На войне кошки оказались самыми живучими. Скот немцы отбирали, курам скручивали головы, собак, остервенело лающих на чужих, пристреливали. Кошки же оставались живехоньки, приноровившись ловко скрываться в погребах и подпечьях, в подвалах и других укромных местах. Неведомо где они добывали пищу и без помехи плодились. Ночами отощавшие, первобытно неуловимые кошки сбивались стаями и устраивали такие концерты, что я порой не выдерживал и наугад крошил темноту автоматными очередями.

Проливные, не ко времени, дожди угомонились, и легла та неяркая, теплая и мягкая равновесь, какая бывает в ту пору, когда откняжит август, а сентябрь не наберет еще холодной росы, не накопит сил, чтобы выжелтить листья, остекленить травы и погнать по небу пасмурные облака.

На пятый день одинокого житья я увидел женщину с мешочной торбой за плечами. Она вела за руку крохотную девочку, старательно хлопотавшую ножками, чтобы не отстать.

— Отступать боле не будете? — спросила женщина, когда я вышел к ней навстречу.

— Пусть теперь фрицы отступают, — ответил я, обиженный вопросом. — Их очередь драпать.

Невозможно было понять, старая она или молодая. Она была серая. Сбитый на сторону рваный платок неопределенного цвета. Серые космы волос. Пепельное лицо с тусклыми, запавшими глазами. Щеки, с которых, казалось, сошла вся живая плоть. Юбка из мешковины, стеганая кацавейка с горелыми прорехами, из которых вылезала свалявшаяся вата. Босые грязные ноги с кривыми, широко расставленными пальцами, похожими на обгорелые сучки.

— Значит, в своем дому можно поселиться?

— Можно, — ответил я, сообразив, что передо мной первый житель деревни, возвратившийся под родной кров. — Конечно, можно.

Женщина тронула за плечо девочку, до глаз укутанную платком, и они направились к избе, где находилось охраняемое мною имущество.

«Хозяйка», — догадался я и пошел вслед.

Женщина поднялась на крыльцо, где я еще вчера отодрал на дрова сухую доску, машинально поправила опрокинутую кадку и боязливо распахнула дверь. Надсадно скрипнув ржавыми петлями, дверь пропустила ее в дом.

— Ну вот и пришли домой, — стертым, равнодушным голосом сказала женщина, развязала платок и скинула с плеч торбу. — Разве думалось, что цела останется наша хоромина. Хоть одно зернышко спаслось от жерновов.

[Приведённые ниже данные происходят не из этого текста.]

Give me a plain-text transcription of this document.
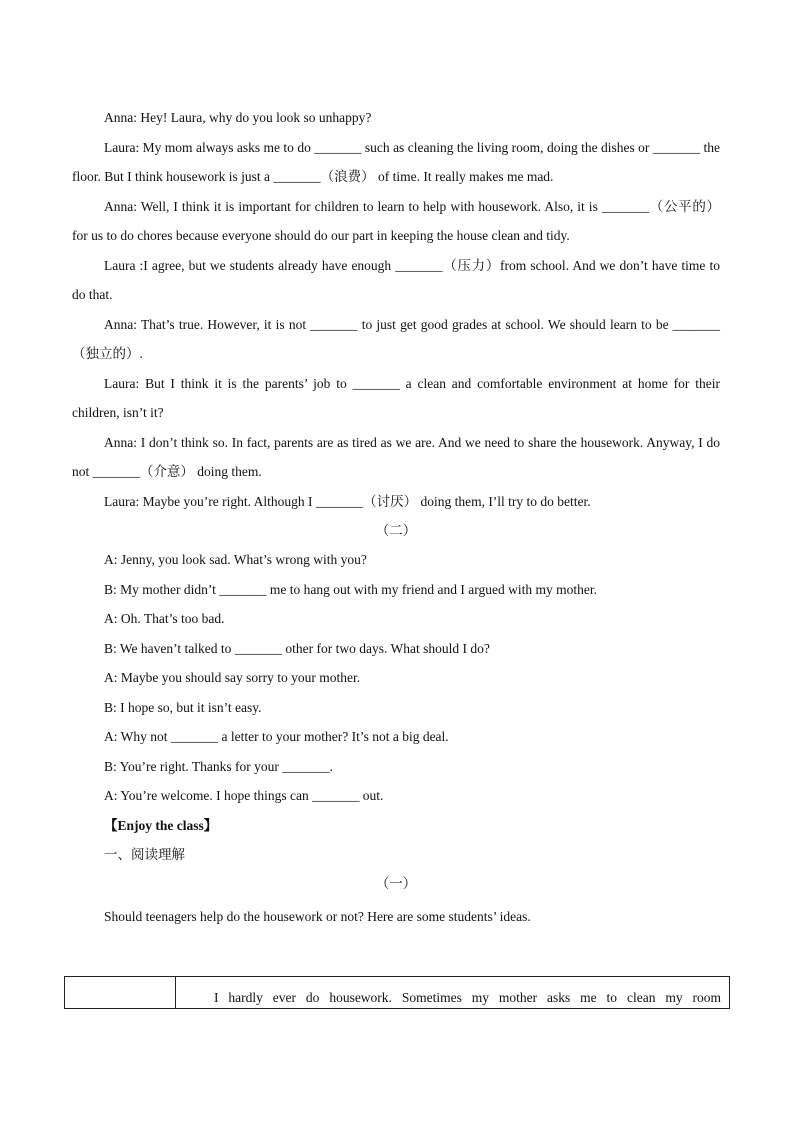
Anna: Hey! Laura, why do you look so unhappy?

Laura: My mom always asks me to do _______ such as cleaning the living room, doing the dishes or _______ the floor. But I think housework is just a _______（浪费） of time. It really makes me mad.

Anna: Well, I think it is important for children to learn to help with housework. Also, it is _______（公平的） for us to do chores because everyone should do our part in keeping the house clean and tidy.

Laura :I agree, but we students already have enough _______（压力）from school. And we don’t have time to do that.

Anna: That’s true. However, it is not _______ to just get good grades at school. We should learn to be _______（独立的）.

Laura: But I think it is the parents’ job to _______ a clean and comfortable environment at home for their children, isn’t it?

Anna: I don’t think so. In fact, parents are as tired as we are. And we need to share the housework. Anyway, I do not _______（介意） doing them.

Laura: Maybe you’re right. Although I _______（讨厌） doing them, I’ll try to do better.

（二）

A: Jenny, you look sad. What’s wrong with you?

B: My mother didn’t _______ me to hang out with my friend and I argued with my mother.

A: Oh. That’s too bad.

B: We haven’t talked to _______ other for two days. What should I do?

A: Maybe you should say sorry to your mother.

B: I hope so, but it isn’t easy.

A: Why not _______ a letter to your mother? It’s not a big deal.

B: You’re right. Thanks for your _______.

A: You’re welcome. I hope things can _______ out.

【Enjoy the class】

一、阅读理解

（一）

Should teenagers help do the housework or not? Here are some students’ ideas.

	I hardly ever do housework. Sometimes my mother asks me to clean my room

Не обращая на меня внимания, она обошла кухню. Потрогала холодную печь, провела рукой по бревенчатой стене, плотнее прикрыла раму с выбитыми до единого стеклами и посидела за колченогим столом. Затем принялась разбирать торбу. Раскладывала мятые линялые тряпки, достала пятнистую немецкую плащ-палатку и складную ложку, грязный френч зеленого сукна с алюминиевыми пуговицами, котелок, фонарь с цветными стеклами, кружку. Развернула тряпицу с черствой краюхой хлеба, покачала ее на руке и снова спрятала в торбу.

Девочка сидела рядом с матерью, диковато зыркая на меня. Костлявые плечи ее горбились и тонюсенькие, как камышины, руки лежали на острых коленях.

— Как тебя зовут? — спросил я девочку. — Рада, что домой пришла?

Девочка вздрогнула и уцепилась, как в опору, в материну юбку.

— Ну, чего ты, чего? Теперь нам бояться не надо… Шурой ее звать. Одичала в лесу… Мы ведь, солдатик, с самой весны в глухомани спасались. Вот она и одичала… Шурой звать.

— Шура? — зачем-то переспросил я и ни с того ни с сего пропел куплет глупой довоенной песенки.

Девочка проворным зверенышем соскочила со скамьи, схоронилась за мать и затряслась в молчаливом плаче.

— Ты не пой, солдатик, — попросила женщина. — Она песен страсть как боится… Да не реви ты, дуреха… У нас фельдфебель стоял, Отто Шванцигер. Все время песни пел, а потом бабку убил.

— Как убил? — глупо спросил я, хорошо знавший, как убивают людей.

— Обыкновенно… Из револьвера… Кашляла бабка по ночам, грудью маялась. Спать ему мешала. Тверезый он ее в сенцы выгонял, а пьяный осерчал и кончил бабку у нас на глазах.